Here is a collection of books that will change your life. I have divided them up into three sections: books that will change your perspective, books that will help you build a business, and books that will help you understand education.
Books are like teachers, most simply provide information, while the best ones inspire you to discover information for yourself. That is my hope for the books on this list. I hope that they light a spark. I hope they force you to ask questions. I hope they make you as thirsty for knowledge about entrepreneurship, education and life as they did for me.
If these books are not worth every second of your time I’ll buy you a beer.
All through high school I hated books. I couldn’t understand the fascination some had with them. I didn’t care about the story if it provided no useful knowledge. Then in my freshmen year of college I happened upon this book, A Whole New Mind. Pink’s book walks through the paradigm shift we are about to take.

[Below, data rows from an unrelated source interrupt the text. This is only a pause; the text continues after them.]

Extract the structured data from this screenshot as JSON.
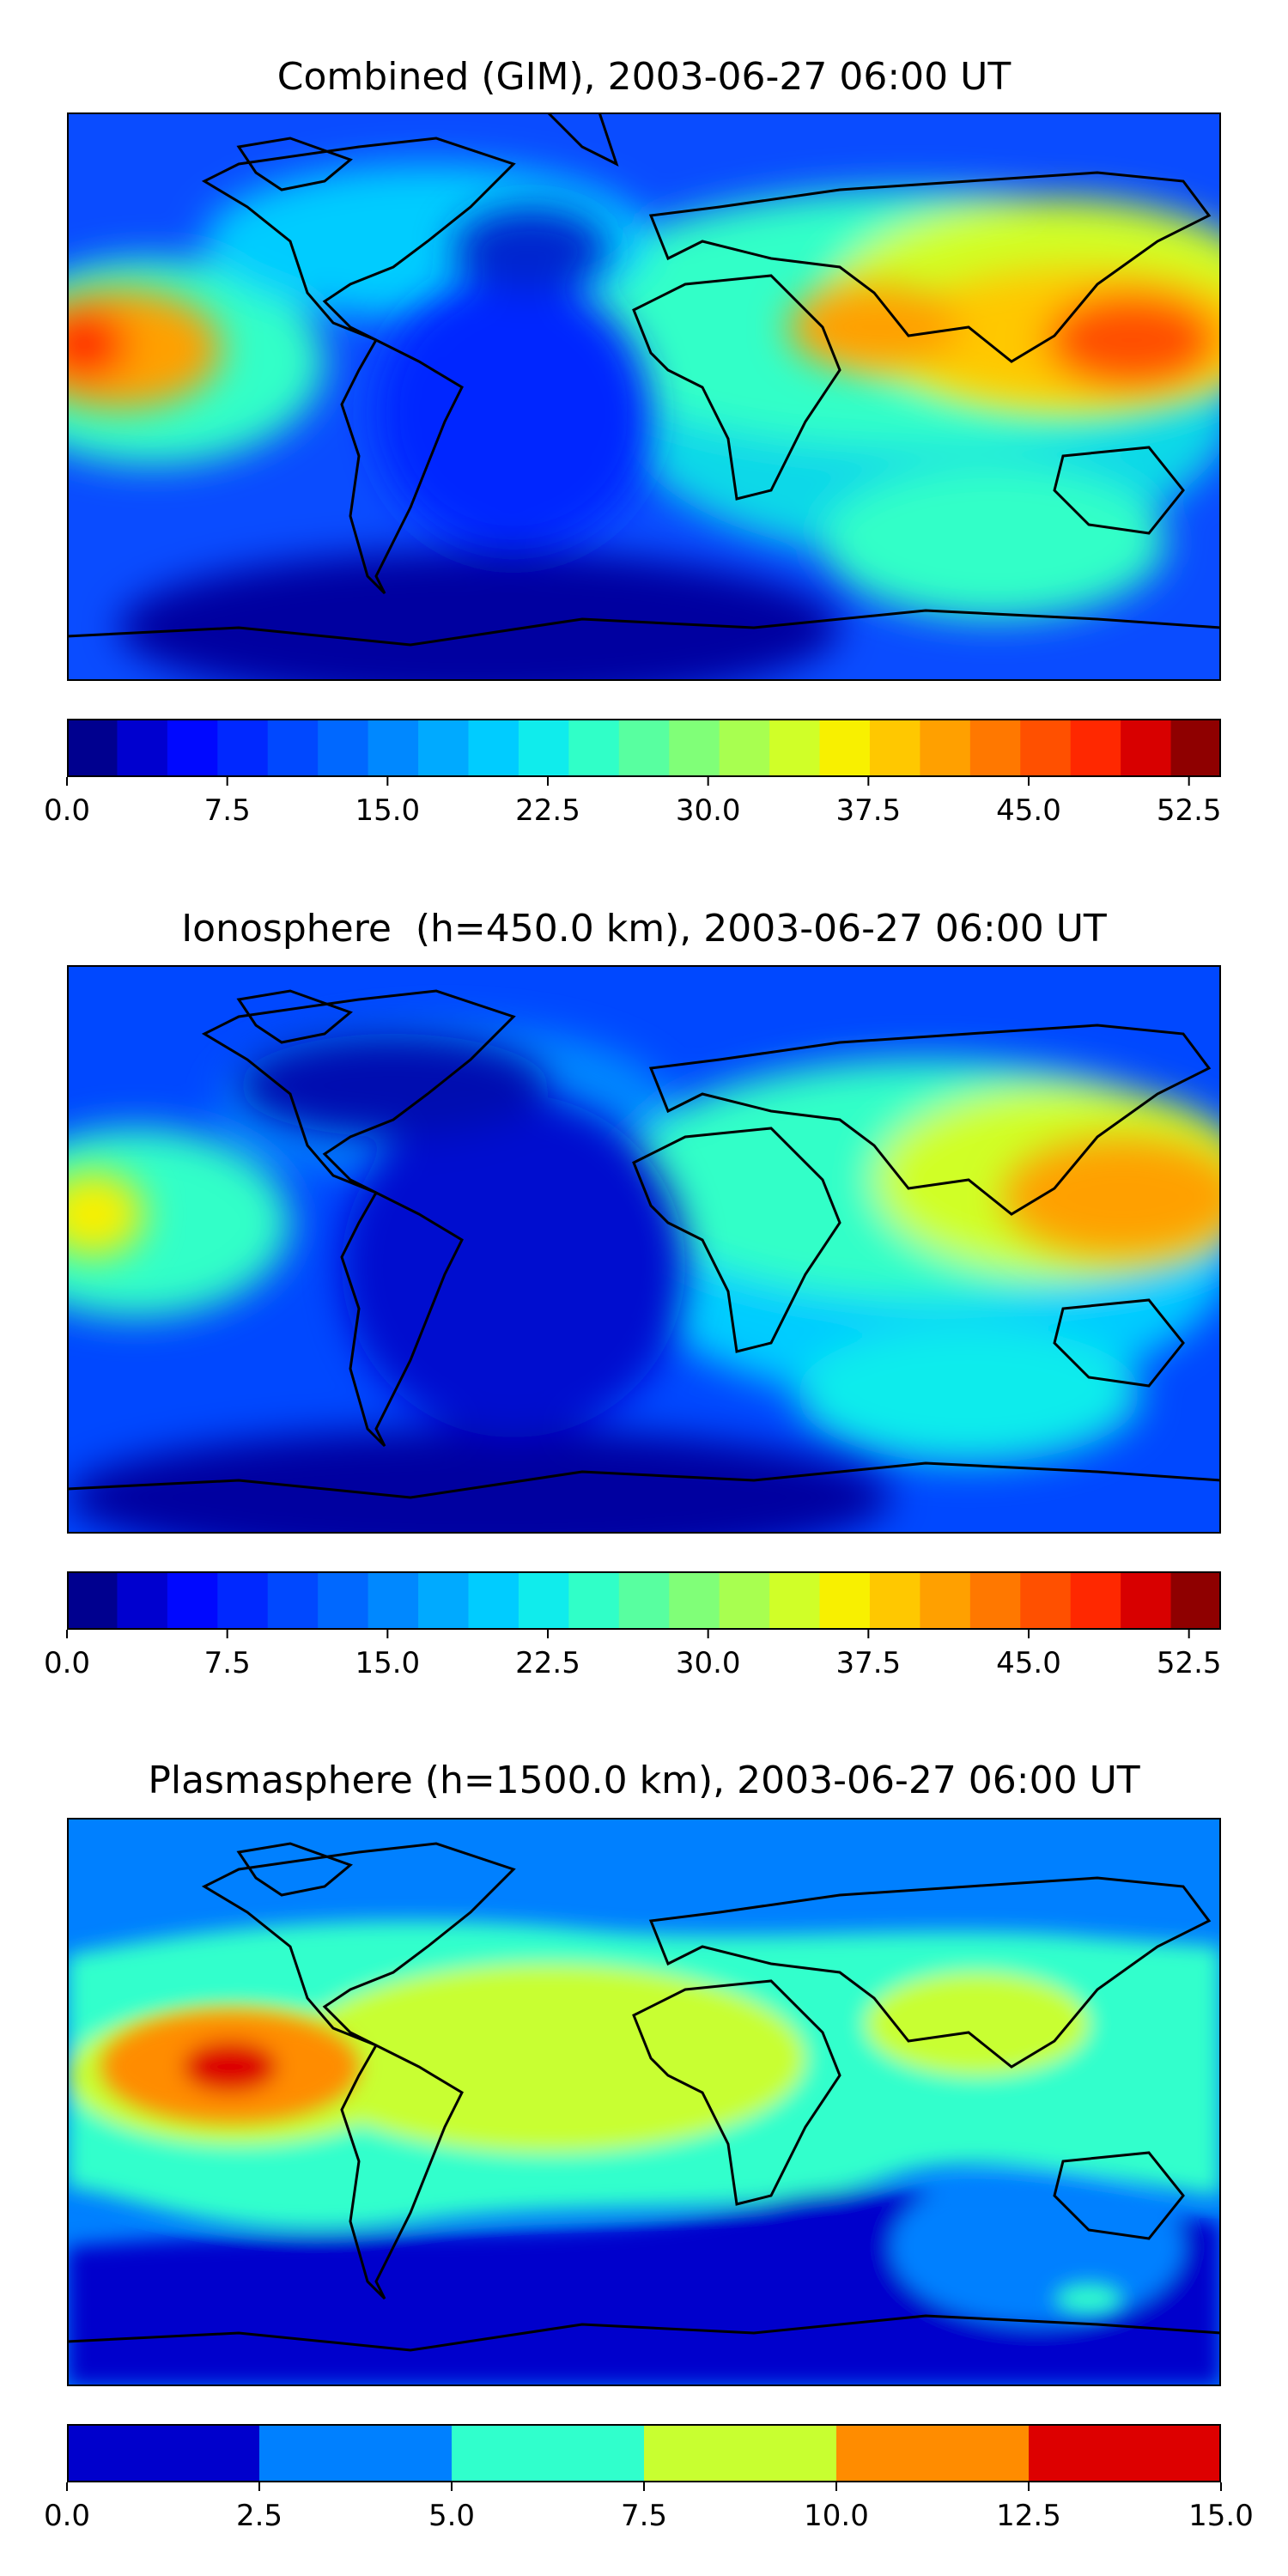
{
  "panels": [
    {
      "title": "Combined (GIM), 2003-06-27 06:00 UT",
      "colorbar": {
        "vmin": 0,
        "vmax": 54,
        "levels": 23,
        "ticks": [
          "0.0",
          "7.5",
          "15.0",
          "22.5",
          "30.0",
          "37.5",
          "45.0",
          "52.5"
        ],
        "tick_values": [
          0,
          7.5,
          15,
          22.5,
          30,
          37.5,
          45,
          52.5
        ]
      }
    },
    {
      "title": "Ionosphere  (h=450.0 km), 2003-06-27 06:00 UT",
      "colorbar": {
        "vmin": 0,
        "vmax": 54,
        "levels": 23,
        "ticks": [
          "0.0",
          "7.5",
          "15.0",
          "22.5",
          "30.0",
          "37.5",
          "45.0",
          "52.5"
        ],
        "tick_values": [
          0,
          7.5,
          15,
          22.5,
          30,
          37.5,
          45,
          52.5
        ]
      }
    },
    {
      "title": "Plasmasphere (h=1500.0 km), 2003-06-27 06:00 UT",
      "colorbar": {
        "vmin": 0,
        "vmax": 15,
        "levels": 6,
        "ticks": [
          "0.0",
          "2.5",
          "5.0",
          "7.5",
          "10.0",
          "12.5",
          "15.0"
        ],
        "tick_values": [
          0,
          2.5,
          5,
          7.5,
          10,
          12.5,
          15
        ]
      }
    }
  ],
  "colors": {
    "combined_bands": [
      "#00008f",
      "#0000cf",
      "#0008ff",
      "#0028ff",
      "#0048ff",
      "#0068ff",
      "#0088ff",
      "#00aaff",
      "#00ccff",
      "#10ecec",
      "#30ffc8",
      "#58ffa0",
      "#80ff78",
      "#a8ff50",
      "#d0ff28",
      "#f8f000",
      "#ffc800",
      "#ffa000",
      "#ff7800",
      "#ff5000",
      "#ff2800",
      "#d80000",
      "#8f0000"
    ],
    "plasma_bands": [
      "#0000cc",
      "#0080ff",
      "#30ffcc",
      "#c8ff30",
      "#ff8c00",
      "#dd0000"
    ],
    "coastline": "#000000"
  }
}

You will be obsolete in the next decade if: someone in India can do it cheaper, a robot can do it faster, or if you can’t provide a unique value. The good news is that it is not too late. Pink lays out six traits that will be vital for individuals relevancy in the second half of this decade. After reading this book I realized everything I know is wrong.
This is the perfect book for those that are ready for a change of pace, or looking for somewhere thought provoking to begin.
No theory has changed my world more than Simon Sinek’s Golden Circle. It is a simple, yet profound take on how to inspire. His TED talk on how leaders inspire action is one of the all-time most viewed videos on TED. If you want to hear more about the Golden Circle it is worth the 20 minutes.
Start With Why expands on his speech and gives more examples. It is a perfect follow up if you just read A Whole New Mind.
Man’s Search for Meaning by Viktor Frankl
Viktor Frankl was a psychologist and survivor of four Nazi concentration camps, including Auschwitz. He recalls the tragic events of the Holocaust and vividly portrays life in camp from a psychological perspective. A terrifying and fascinating read, Frankl discusses how man is able to find meaning amid suffering.
I have yet to read a book with as much meaning packed into so few pages.
The Four-Hour Work Week by Tim Ferris
The Four Hour Work Week is perhaps the best book for those looking for a taste of entrepreneurship. It is entertaining and enlightening. If you want to start a business this weekend, this is the book to read. Although released in 2007 all of his marketing techniques are still relevant.
Beyond being a fantastic writer, Tim Ferris is a Thai Kickboxing Champion, Tango extraordinaire and speaks eight languages (well maybe six).
Four Steps to the Epiphany by Steve Blank
This is the Holy Bible of entrepreneurship. If you have been taking classes about putting a business plan together throw those books out the window. Models of entrepreneurship more than 30-years-old are no longer relevant. If your entrepreneurship teacher hasn’t heard of Lean Startup suggest they read this book. It won’t be entertaining as Four Hour Workweek, but you won’t find another guide that will tell you exactly what to say to your first customers.
I have yet to read a more important book in the realm of starting a business. If you are a student, go to Steve Blank’s website to purchase the book for half price. If you aren’t a student at $40 this book is still a huge bargain. This is what I read instead of going to my Organizational Behavior classes.
The Education of Millionaires by Michael Ellsberg
Ellsberg interviews some of America’s most successful people about how they achieved success. Whats the single common denominator? None of them graduated from college. Ellsberg offers enlightening interviews that suggest the biggest thing you won’t learn in college is how to succeed professionally.
Can 35 millionaires and 4 billionaires really be wrong?
Dumbing us Down & Weapons of Mass Instruction by John Taylor Gatto
A three time New York City teacher of the year, John Taylor Gatto believes that the current school system is designed to make children intellectually and emotionally. People are naturally interested to learn as much as they can about the world around them. School people into poorly lit rooms for eight hours.
A book for those that have a hunch that something about our educational system is wrong.